To solve the problem, we need to analyze the two statements given and verify their validity. ### Step 1: Analyze Statement I We need to evaluate the integral: \[ I = \int_{0}^{2\pi} P(x) f''(x) \, dx \] where \( f(x) = \sin^3 x \) and \( P(x) \) is a quadratic polynomial with coefficient unity.
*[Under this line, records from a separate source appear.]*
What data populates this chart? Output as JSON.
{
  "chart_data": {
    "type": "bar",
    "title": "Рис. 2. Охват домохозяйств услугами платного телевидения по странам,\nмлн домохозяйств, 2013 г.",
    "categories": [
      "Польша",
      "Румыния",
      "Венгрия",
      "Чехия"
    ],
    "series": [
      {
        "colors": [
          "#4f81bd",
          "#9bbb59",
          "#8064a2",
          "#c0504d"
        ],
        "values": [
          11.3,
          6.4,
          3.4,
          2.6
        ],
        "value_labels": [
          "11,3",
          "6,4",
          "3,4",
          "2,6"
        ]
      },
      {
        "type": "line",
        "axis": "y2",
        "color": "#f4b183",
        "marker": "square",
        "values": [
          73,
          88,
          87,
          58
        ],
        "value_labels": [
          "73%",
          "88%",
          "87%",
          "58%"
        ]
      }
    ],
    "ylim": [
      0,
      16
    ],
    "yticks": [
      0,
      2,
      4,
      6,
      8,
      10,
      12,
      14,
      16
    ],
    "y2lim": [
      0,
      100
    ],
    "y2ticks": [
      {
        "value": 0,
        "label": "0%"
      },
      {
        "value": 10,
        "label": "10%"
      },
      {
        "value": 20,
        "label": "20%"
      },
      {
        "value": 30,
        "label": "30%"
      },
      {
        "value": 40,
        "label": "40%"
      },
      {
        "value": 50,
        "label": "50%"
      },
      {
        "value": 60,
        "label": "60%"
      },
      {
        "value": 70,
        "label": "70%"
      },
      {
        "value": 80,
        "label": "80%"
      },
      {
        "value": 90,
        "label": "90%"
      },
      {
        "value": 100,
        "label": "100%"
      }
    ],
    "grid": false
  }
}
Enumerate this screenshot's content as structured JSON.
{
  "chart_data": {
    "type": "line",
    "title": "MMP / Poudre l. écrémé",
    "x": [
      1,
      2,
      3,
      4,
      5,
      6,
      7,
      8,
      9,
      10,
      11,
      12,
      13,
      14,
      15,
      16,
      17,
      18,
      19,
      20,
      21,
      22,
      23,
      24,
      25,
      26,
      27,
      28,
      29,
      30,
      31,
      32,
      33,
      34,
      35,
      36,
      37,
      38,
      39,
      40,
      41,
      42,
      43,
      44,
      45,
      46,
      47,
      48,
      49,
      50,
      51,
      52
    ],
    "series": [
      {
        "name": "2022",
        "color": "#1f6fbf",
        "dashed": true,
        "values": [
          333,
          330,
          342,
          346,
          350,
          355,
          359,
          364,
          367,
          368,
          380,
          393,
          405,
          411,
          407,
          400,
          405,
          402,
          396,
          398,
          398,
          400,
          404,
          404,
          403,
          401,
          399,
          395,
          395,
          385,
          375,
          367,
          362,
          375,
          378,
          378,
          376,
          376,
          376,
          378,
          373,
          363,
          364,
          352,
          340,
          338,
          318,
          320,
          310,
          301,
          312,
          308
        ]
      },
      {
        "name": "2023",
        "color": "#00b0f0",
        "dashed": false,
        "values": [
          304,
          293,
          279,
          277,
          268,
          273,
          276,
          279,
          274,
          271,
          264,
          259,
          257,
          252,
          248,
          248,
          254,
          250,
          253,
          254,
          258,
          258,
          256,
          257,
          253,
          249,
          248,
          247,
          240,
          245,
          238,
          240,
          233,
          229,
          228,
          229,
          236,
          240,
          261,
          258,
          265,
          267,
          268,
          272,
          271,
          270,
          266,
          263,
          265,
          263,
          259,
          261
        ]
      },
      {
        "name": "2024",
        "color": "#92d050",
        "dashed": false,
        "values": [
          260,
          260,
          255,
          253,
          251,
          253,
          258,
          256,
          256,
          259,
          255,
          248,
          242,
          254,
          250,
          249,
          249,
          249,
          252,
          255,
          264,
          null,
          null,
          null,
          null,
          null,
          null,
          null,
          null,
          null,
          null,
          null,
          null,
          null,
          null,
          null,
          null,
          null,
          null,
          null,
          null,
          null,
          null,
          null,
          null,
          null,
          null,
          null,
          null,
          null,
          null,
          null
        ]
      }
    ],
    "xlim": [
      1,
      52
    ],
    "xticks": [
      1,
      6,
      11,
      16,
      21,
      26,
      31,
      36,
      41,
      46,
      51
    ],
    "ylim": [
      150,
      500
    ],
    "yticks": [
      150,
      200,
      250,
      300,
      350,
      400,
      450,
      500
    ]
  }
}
We can express \( P(x) \) as: \[ P(x) = x^2 + bx + c \] for some constants \( b \) and \( c \). ### Step 2: Calculate \( f''(x) \) First, we need to find the second derivative \( f''(x) \) of \( f(x) = \sin^3 x \). Using the chain rule: 1. First derivative: \[ f'(x) = 3\sin^2 x \cos x \] 2. Second derivative: \[ f''(x) = 3(2\sin x \cos^2 x - \sin^3 x) = 3\sin x(2\cos^2 x - \sin^2 x) \] ### Step 3: Evaluate the Integral Now we substitute \( f''(x) \) into the integral: \[ I = \int_{0}^{2\pi} P(x) \cdot 3\sin x(2\cos^2 x - \sin^2 x) \, dx \] Since \( P(x) \) is a polynomial and \( \sin x \) is an odd function, the product \( P(x) \sin x \) will also be an odd function over the interval \( [0, 2\pi] \). ### Step 4: Conclusion for Statement I The integral of an odd function over a symmetric interval around zero (or any complete period of \( 2\pi \)) is zero. Thus: \[ I = 0 \] This means Statement I is true. ### Step 5: Analyze Statement II Now we need to evaluate: \[ J = \int_{0}^{2\pi} f(x) \, dx = \int_{0}^{2\pi} \sin^3 x \, dx \] ### Step 6: Use the Identity for \( \sin^3 x \) Using the identity: \[ \sin^3 x = \frac{3\sin x - \sin(3x)}{4} \] we can rewrite the integral: \[ J = \int_{0}^{2\pi} \frac{3\sin x - \sin(3x)}{4} \, dx \] This can be split into two integrals: \[ J = \frac{1}{4} \left( 3 \int_{0}^{2\pi} \sin x \, dx - \int_{0}^{2\pi} \sin(3x) \, dx \right) \] ### Step 7: Evaluate Each Integral Both integrals \( \int_{0}^{2\pi} \sin x \, dx \) and \( \int_{0}^{2\pi} \sin(3x) \, dx \) evaluate to zero: \[ \int_{0}^{2\pi} \sin x \, dx = 0 \] \[ \int_{0}^{2\pi} \sin(3x) \, dx = 0 \] Thus: \[ J = \frac{1}{4} (3 \cdot 0 - 0) = 0 \] ### Step 8: Conclusion for Statement II Since \( J = 0 \), Statement II is also true. ### Final Conclusion Both statements are true: - Statement I: \( \int_{0}^{2\pi} P(x) f''(x) \, dx \) vanishes. - Statement II: \( \int_{0}^{2\pi} f(x) \, dx \) vanishes.